A quarta-feira a descer pela escadaria
A quarta-feira a descer pela
escadaria, para o adro da igreja, como se fosse domingo e a missa tivesse
acabado, com o abraço fraterno para o vizinho do lado e a hostilidade do punhal
escondida na manga para todos os outros em volta. As cenas bíblicas nos painéis
de azulejos dispersos pelas paredes a que chega a luz filtrada e colorida dos
vitrais, um Cristo sempre pregado ao cimo de uma cruz, esperando pelo
arrependimento e pela ressurreição.
O céu coberto de
guarda-chuvas abertos sob uma chuva pontual e certa, a caminho do inverno, sem
doutrinas no horizonte, o dia sem protecção, com o sol escorrendo pelas
calçadas que ainda restam pelas ruas da cidade, a noite a nascer a ocidente
onde morrem todas as ideias e se enterram todas as esperanças.
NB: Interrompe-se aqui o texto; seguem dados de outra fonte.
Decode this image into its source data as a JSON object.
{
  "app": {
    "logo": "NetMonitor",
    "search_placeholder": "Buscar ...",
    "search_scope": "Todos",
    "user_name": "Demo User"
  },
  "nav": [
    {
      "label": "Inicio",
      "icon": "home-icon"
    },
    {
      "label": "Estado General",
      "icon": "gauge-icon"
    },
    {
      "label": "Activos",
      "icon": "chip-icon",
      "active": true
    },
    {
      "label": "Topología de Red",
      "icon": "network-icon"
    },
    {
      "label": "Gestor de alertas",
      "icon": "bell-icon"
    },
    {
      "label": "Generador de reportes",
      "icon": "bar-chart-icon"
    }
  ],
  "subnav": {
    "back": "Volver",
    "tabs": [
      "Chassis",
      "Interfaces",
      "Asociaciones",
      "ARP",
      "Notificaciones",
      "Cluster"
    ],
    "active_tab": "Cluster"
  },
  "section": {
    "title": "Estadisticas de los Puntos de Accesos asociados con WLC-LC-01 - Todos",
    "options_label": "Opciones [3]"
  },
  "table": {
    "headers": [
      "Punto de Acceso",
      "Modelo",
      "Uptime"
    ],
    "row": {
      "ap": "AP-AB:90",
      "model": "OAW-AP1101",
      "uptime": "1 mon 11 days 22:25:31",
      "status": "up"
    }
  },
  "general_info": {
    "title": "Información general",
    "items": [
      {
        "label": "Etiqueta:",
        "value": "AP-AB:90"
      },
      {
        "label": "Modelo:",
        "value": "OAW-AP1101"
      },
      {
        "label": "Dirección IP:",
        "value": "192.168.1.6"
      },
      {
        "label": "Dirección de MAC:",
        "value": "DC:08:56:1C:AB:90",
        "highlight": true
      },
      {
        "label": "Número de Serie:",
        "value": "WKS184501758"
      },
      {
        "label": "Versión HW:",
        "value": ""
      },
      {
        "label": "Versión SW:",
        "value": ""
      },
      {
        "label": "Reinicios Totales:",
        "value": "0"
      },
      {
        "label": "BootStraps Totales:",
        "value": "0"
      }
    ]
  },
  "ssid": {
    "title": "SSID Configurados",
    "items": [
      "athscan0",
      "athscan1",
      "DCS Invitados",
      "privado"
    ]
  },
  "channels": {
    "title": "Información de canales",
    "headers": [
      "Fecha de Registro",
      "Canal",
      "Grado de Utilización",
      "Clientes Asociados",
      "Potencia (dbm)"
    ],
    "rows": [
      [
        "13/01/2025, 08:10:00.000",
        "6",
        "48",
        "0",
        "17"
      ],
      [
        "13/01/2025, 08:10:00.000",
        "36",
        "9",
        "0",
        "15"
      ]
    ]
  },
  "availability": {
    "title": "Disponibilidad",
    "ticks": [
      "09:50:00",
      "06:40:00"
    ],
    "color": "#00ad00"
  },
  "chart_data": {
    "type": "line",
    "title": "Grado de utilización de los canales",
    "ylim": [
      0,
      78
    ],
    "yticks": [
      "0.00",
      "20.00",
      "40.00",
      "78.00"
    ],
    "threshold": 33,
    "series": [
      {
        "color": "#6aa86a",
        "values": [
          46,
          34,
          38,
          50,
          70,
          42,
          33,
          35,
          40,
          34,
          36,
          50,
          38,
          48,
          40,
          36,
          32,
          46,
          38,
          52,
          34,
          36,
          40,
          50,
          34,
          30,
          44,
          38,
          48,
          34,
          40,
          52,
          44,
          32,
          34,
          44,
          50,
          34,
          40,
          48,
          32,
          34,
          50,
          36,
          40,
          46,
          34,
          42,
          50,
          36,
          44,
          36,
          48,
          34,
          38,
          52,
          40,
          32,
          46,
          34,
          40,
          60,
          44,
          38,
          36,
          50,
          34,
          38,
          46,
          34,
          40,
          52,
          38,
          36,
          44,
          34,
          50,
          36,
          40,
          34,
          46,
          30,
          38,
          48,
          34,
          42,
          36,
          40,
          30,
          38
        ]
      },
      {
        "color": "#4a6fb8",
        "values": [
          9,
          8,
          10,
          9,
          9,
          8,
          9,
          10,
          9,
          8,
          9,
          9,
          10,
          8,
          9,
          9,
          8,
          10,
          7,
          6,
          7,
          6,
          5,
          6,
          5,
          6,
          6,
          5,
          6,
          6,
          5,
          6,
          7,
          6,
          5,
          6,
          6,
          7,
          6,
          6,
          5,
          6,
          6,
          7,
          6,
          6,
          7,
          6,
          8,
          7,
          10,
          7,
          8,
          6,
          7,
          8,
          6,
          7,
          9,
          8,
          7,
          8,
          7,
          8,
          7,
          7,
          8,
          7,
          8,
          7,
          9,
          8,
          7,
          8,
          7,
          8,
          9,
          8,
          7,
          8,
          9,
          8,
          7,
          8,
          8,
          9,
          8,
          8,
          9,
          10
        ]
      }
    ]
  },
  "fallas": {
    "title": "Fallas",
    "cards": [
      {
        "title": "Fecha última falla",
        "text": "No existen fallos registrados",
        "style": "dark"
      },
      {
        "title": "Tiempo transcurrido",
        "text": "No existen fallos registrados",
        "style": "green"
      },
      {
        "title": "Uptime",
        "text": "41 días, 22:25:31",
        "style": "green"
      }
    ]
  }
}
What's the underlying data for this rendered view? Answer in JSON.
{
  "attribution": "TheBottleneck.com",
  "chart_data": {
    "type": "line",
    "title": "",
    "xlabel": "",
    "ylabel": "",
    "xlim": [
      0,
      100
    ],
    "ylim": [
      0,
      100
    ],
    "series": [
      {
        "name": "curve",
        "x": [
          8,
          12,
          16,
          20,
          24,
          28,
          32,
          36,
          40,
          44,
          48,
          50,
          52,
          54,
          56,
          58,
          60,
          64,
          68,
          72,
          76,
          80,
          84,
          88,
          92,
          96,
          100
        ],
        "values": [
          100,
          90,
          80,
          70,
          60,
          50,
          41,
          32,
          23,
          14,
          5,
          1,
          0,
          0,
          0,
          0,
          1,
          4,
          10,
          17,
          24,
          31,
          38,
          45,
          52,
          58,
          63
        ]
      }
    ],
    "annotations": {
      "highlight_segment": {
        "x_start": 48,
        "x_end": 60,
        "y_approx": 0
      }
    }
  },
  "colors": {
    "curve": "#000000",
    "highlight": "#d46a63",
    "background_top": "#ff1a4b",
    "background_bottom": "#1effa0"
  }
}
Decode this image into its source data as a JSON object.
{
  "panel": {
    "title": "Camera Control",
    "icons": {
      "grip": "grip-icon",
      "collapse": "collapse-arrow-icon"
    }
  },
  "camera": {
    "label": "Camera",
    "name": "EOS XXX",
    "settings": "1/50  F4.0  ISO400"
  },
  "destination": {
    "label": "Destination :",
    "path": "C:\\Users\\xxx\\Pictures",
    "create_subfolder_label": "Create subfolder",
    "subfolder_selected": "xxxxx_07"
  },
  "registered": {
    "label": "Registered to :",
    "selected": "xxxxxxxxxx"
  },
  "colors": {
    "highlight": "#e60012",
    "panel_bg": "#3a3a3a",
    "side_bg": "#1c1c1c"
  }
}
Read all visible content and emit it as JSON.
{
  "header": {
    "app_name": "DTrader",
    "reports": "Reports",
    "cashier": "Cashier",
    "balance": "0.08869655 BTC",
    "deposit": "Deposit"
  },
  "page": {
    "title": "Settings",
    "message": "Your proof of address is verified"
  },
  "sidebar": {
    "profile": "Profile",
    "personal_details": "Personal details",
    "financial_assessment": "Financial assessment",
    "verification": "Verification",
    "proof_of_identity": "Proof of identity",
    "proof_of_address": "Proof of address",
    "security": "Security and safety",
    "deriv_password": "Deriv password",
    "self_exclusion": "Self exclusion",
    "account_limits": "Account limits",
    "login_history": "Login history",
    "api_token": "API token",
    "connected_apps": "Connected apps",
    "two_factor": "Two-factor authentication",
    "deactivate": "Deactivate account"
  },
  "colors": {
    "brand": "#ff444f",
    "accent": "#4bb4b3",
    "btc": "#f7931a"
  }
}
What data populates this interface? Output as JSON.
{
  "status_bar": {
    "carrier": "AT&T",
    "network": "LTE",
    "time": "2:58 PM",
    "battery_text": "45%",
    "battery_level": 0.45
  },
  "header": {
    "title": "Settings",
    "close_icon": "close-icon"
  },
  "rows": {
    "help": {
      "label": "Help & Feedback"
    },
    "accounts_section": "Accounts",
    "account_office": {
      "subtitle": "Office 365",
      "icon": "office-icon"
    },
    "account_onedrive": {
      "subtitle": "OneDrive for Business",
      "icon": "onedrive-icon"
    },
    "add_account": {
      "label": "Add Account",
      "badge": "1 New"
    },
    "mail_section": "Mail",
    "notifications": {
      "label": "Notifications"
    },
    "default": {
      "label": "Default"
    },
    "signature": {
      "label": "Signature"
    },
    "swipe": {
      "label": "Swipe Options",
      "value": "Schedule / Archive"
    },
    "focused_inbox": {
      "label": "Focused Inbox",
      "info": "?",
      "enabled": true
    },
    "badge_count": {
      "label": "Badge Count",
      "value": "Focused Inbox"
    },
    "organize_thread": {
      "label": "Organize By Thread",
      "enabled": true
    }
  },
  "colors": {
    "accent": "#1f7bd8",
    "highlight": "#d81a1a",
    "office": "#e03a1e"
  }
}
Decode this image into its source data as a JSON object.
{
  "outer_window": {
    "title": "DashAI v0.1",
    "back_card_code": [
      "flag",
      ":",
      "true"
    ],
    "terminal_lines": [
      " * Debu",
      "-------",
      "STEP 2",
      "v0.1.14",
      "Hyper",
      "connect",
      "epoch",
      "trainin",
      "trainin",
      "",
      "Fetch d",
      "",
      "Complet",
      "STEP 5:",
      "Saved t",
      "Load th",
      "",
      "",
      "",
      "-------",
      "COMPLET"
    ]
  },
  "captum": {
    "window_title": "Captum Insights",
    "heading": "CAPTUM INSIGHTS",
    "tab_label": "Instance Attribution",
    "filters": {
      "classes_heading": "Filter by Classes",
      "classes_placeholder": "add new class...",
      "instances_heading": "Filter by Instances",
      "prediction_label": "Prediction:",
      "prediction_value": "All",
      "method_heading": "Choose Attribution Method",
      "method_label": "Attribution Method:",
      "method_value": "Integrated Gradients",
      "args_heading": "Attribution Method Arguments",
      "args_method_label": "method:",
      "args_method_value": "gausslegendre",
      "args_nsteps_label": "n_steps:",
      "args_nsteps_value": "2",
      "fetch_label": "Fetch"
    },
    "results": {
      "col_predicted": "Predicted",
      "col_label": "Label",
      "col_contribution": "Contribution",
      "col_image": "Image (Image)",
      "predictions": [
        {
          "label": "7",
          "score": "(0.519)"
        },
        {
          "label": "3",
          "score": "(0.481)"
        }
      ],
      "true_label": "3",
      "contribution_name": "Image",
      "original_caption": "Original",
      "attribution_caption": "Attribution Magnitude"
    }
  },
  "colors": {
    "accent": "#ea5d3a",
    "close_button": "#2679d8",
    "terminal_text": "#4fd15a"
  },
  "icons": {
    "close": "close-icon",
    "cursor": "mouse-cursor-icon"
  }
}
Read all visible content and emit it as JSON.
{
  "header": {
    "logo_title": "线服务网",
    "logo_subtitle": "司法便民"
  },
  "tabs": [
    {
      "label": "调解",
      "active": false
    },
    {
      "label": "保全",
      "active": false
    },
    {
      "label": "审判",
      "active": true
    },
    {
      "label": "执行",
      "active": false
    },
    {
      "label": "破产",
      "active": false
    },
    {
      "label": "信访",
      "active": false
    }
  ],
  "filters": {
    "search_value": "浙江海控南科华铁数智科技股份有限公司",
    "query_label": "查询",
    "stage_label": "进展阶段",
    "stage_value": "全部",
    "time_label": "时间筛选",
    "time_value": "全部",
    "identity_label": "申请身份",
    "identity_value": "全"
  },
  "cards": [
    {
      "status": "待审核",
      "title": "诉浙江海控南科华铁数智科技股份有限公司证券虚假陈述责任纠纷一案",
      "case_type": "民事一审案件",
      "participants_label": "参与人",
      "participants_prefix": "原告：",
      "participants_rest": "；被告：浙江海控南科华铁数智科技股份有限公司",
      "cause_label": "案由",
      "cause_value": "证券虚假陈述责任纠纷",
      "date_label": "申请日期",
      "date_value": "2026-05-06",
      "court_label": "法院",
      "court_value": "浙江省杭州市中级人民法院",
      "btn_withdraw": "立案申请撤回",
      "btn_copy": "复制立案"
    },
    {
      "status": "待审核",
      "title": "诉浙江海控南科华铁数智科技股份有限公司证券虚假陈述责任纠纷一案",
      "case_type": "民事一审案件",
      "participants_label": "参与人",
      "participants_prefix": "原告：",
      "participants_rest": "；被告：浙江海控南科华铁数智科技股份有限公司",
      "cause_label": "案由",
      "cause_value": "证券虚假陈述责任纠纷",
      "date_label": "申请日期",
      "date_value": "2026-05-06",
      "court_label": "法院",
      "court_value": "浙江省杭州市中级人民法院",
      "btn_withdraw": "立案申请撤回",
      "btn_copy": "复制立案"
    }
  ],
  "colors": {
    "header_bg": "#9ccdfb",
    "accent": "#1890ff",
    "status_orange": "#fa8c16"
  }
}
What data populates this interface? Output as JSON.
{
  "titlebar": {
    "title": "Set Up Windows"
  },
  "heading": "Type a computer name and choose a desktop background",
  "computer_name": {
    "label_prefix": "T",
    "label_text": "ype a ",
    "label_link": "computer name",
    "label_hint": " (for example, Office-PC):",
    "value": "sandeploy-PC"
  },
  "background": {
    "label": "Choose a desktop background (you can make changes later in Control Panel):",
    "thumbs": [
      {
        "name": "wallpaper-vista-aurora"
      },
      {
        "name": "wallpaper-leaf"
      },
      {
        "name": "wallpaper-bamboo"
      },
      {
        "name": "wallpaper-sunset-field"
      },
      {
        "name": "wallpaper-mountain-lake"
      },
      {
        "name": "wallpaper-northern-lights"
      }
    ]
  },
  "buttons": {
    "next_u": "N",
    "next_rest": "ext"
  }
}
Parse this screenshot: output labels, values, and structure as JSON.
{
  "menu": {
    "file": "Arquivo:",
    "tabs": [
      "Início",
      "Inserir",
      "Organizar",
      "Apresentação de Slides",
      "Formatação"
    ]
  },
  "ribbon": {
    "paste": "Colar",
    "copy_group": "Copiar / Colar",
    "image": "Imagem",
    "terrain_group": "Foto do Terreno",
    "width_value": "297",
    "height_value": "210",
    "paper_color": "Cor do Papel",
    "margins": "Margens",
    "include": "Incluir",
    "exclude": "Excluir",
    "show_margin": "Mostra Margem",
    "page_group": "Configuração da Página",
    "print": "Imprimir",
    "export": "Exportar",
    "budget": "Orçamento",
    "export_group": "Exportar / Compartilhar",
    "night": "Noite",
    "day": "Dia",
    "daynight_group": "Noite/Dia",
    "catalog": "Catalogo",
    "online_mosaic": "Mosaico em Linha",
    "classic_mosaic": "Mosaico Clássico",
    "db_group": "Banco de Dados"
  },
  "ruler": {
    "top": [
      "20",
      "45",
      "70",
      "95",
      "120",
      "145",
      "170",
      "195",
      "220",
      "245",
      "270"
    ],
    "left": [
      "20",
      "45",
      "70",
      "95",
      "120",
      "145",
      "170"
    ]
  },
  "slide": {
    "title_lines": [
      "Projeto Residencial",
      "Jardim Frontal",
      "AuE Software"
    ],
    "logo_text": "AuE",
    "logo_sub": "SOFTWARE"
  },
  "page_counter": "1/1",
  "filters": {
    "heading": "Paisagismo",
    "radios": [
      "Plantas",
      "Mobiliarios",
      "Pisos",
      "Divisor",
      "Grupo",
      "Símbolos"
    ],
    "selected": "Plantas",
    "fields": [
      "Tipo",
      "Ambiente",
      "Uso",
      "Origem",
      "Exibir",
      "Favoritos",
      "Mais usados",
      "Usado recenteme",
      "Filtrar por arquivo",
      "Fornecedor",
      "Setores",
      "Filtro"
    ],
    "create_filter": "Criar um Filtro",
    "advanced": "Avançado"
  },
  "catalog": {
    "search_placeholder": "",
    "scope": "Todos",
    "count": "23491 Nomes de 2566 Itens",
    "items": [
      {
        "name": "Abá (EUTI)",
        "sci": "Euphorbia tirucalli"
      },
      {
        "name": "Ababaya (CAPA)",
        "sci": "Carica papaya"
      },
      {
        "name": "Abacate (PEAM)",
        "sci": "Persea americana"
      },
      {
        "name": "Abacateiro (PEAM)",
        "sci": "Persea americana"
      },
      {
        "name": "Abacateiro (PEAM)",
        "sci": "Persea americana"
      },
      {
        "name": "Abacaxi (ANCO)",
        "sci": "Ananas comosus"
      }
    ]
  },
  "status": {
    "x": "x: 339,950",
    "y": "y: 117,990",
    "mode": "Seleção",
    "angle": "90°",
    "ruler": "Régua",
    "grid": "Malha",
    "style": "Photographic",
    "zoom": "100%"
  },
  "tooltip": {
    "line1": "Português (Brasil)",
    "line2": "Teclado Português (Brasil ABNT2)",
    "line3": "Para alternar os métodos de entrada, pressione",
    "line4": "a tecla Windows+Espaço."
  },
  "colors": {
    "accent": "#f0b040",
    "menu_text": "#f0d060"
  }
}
Um tempo óptimo
para me aconchegar ao borralho, a assar castanhas na cinza que vai sobrando na
lareira, enquanto me sinto tão rural como Fernando Pessoa na Brasileira do
Chiado e me visto de Álvaro de Campos para ler, sem enganos e sem interrupções,
uma completa Ode Triunfal dos dias claros que regressam pela primavera.